A mathematical model for better managing portfolios of endowments and foundations has been developed by Phil Dybvig, the Boatmen's Bancshares Professor of Banking and Finance at the John M. Olin School of Business at Washington University, St. Louis.
The model, which optimizes income from investments, merges both planning for the management of assets and planning for spending. His prescription for better management includes: determining committed expenses to make sure they are covered by income from risk-free investments and other sources; investing the remainder of the endowment in a mix of various assets; and, as the value of the fund increases, raising committed expenditures and setting a new base level of expenses to be covered by income from risk-free securities.
"Basically, you're trading off how much you like making profits in the stock market against a smooth consumption path. ... The advantage of starting with a well-crafted theoretical model is that it gives us an objective way of analyzing the trade-offs we need to make."

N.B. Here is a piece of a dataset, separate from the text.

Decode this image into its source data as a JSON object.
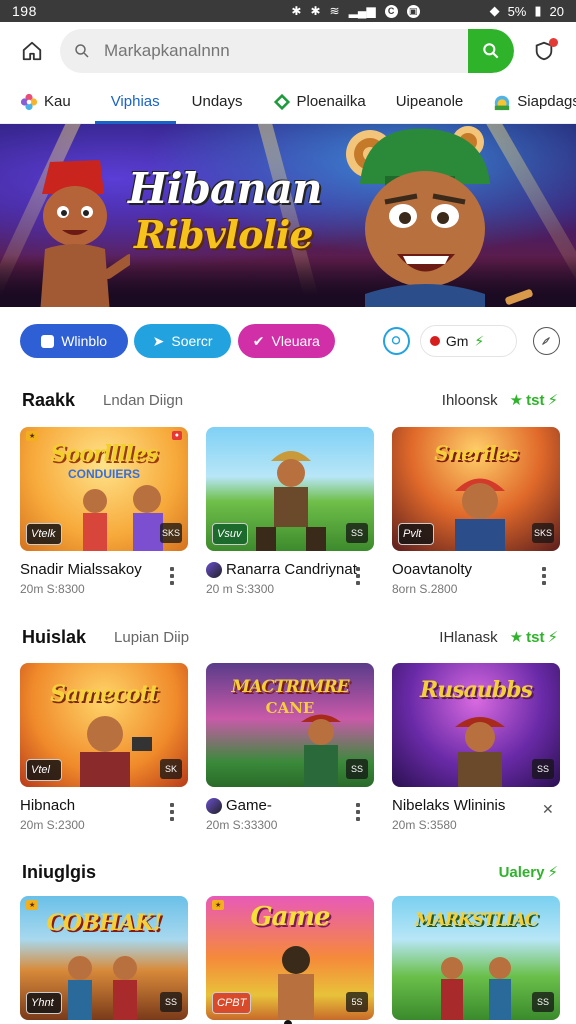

"There needs to be a link between investment policy and what's going on in expenses," Mr. Dybvig said. But usually, managing assets and budgeting are decided separately. Schools commonly allocate assets under fixed proportions or within a range of acceptable proportions. Then they spend something such as a fixed proportion of a five-year average of the portfolio's market value.
When budgeting and investment decisions are made separately, it's more difficult to determine how much to keep in risk-free investments.